Question #120388
Chloroquine (C18H26CIN3) has been widely promoted across the world as a drug that may treat the disease COVID-19. It is currently used as an anti-malarial drug and is soluble in dilute acids and slightly soluble in water. In the lab, a student wanted to dissolve a certain amount of this drug in a 0.01 mol/dm3 (M) hydrochloric acid (HCl) solution. The lab chemical stock room has a 37.0 % by mass of HCl stock solution, with a density of 1.2 g/cm3.
a) Calculate the molarity (M) of the 37.0 % by mass of HCl stock solution.
b) With the use of appropriate calculations/working, explain how the student would dilute the hydrochloric acid stock solution to a 250.0 cm3 of 0.01 M hydrochloric acid solution.
a) Calculate the molarity (M) of the 37.0 % by mass of HCl stock solution.

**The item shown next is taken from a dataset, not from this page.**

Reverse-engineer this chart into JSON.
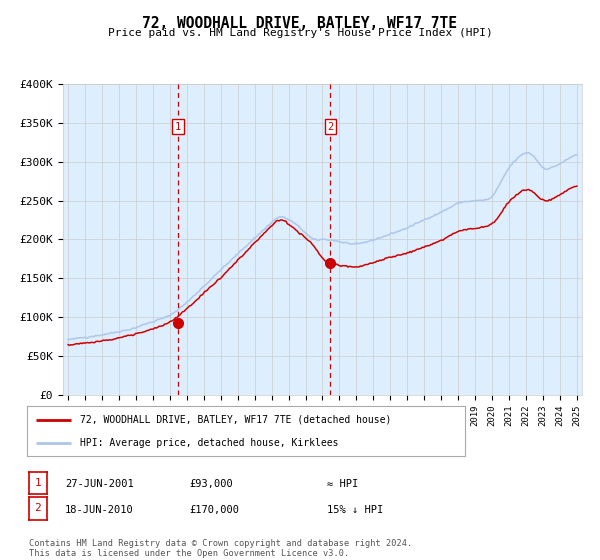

b) With the use of appropriate calculations/working, explain how the student would dilute the hydrochloric acid stock solution to a 250.0 cm3 of 0.01 M hydrochloric acid solution.
Expert's answer
a)
100 g of this solution contains 37.0 g HCl
Volume of the solution: V = m/d = 100 / 1.2 = 83.33 mL
M (HCl) = 36.46 g/mol
n = 37.0 / 36.46 = 1.0148 mol
Molarity: CM = n/V = 1.0148 / 0.08333 = 12.2 mol/L or 12.2 M
b)
250.0 mL 0.01 M solution contains: 0.01 * 0.250 = 0.0025 mol of HCl
If we use our stock solution we need:
(0.0025 mol * 1000 mL) / 12.2 M = 0.2 mL of the solution.
We withdraw this quantity with a special pipette into 250 mL volumetric flask and adjust the volume with distilled water.